Featuring “funny people” who aren’t necessarily happy people, the movie Funny People (2009) was written and directed by Judd Apatow, a former stand-up comic. It stars Adam Sandler as George Simmons, a successful comedian who discovers that he has a serious illness. Several other main characters are also comedians, and there are a good number of cameos by such actual comedic stars as Ray Romano and Sarah Silverman.

Peter Travers of Rolling Stone raved that “…Apatow scores by crafting the film equivalent of a stand-up routine that encompasses the joy, pain, anger, loneliness and aching doubt that go into making an audience laugh.”

And Patrick Bromley, a critic who’s also been a comic, wrote the following:

What the film really gets, and what most previous stand-up movies haven’t, is the psychology of the comic. The comedians in Funny People are, for the most part, dark and angry people who don’t want to be funny so much as they need it; it’s the only tool that makes something like facing down your own death even possible.
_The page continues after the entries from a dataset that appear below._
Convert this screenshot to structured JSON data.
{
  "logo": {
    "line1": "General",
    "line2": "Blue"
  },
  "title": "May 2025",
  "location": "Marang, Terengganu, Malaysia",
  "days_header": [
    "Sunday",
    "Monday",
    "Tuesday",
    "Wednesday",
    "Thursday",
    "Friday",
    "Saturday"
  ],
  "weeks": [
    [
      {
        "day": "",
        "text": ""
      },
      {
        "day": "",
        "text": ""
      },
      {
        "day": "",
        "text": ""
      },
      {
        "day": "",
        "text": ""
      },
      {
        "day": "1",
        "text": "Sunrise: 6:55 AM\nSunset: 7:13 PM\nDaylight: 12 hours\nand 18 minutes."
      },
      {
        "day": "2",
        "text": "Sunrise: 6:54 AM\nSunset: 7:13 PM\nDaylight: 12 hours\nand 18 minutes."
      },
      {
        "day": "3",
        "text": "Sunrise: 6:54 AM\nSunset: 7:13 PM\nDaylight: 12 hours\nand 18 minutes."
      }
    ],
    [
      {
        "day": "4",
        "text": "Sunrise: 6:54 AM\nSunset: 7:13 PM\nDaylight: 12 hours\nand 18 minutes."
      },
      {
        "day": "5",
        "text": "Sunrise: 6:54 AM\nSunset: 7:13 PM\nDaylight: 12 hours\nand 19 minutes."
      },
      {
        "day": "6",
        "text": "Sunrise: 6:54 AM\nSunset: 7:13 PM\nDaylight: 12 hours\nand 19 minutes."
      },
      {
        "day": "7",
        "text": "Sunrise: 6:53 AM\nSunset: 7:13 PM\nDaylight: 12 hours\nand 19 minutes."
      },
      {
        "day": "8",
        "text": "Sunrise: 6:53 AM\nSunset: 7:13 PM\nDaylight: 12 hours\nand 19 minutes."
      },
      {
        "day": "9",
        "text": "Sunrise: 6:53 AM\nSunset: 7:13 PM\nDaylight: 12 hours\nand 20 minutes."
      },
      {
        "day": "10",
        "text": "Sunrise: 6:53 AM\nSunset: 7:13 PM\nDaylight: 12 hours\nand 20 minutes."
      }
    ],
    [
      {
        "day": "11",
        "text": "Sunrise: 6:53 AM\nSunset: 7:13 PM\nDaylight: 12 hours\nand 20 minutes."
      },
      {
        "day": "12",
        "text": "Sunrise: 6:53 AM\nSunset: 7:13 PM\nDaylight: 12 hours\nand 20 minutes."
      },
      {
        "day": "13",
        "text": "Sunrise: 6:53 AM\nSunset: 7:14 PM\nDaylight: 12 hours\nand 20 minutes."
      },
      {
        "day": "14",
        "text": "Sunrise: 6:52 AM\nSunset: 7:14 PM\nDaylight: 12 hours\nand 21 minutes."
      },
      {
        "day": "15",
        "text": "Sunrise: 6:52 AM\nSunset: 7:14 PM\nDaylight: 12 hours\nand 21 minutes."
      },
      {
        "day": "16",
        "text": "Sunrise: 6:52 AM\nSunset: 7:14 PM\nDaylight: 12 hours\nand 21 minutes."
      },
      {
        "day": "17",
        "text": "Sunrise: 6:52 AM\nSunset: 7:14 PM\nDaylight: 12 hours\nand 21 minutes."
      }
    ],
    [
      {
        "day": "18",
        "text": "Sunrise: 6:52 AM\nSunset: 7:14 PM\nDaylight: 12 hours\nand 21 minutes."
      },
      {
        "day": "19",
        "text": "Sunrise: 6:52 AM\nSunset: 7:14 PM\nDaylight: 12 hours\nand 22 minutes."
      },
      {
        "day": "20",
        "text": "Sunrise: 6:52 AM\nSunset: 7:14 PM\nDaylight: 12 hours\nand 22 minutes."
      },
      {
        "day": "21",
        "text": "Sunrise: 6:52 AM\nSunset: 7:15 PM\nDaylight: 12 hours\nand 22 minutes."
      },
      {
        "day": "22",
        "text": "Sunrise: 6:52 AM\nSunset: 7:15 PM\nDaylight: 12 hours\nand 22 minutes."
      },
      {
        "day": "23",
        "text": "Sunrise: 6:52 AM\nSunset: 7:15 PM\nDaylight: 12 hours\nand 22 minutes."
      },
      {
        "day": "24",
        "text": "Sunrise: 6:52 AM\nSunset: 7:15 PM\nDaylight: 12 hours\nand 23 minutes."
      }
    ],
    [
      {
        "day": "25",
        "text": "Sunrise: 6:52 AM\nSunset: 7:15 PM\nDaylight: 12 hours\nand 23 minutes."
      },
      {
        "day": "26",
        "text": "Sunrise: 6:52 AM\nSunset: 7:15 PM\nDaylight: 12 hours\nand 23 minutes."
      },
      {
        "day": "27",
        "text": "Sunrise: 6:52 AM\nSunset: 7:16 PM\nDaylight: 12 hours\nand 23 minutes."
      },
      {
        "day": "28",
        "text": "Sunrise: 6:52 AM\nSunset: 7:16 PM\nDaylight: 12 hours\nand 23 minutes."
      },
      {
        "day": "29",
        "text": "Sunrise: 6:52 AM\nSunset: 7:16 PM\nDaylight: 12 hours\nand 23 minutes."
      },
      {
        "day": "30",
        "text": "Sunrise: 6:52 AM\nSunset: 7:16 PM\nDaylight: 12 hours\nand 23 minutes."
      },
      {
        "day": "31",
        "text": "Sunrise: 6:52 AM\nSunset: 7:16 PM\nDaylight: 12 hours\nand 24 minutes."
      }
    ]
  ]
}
Comedy is both defense and offense, and provides the characters with a means of communicating with one another that the outside world simply cannot understand.

As far as I know, however, no one in the movie goes to therapy.

If the idea of this movie interests you, and you’re not as turned off as I’ve been when reading the mixed reviews that attest to the length (2 and 1/2 hours) and a significant dose of crude language and sexual jokes, please check it out for yourself.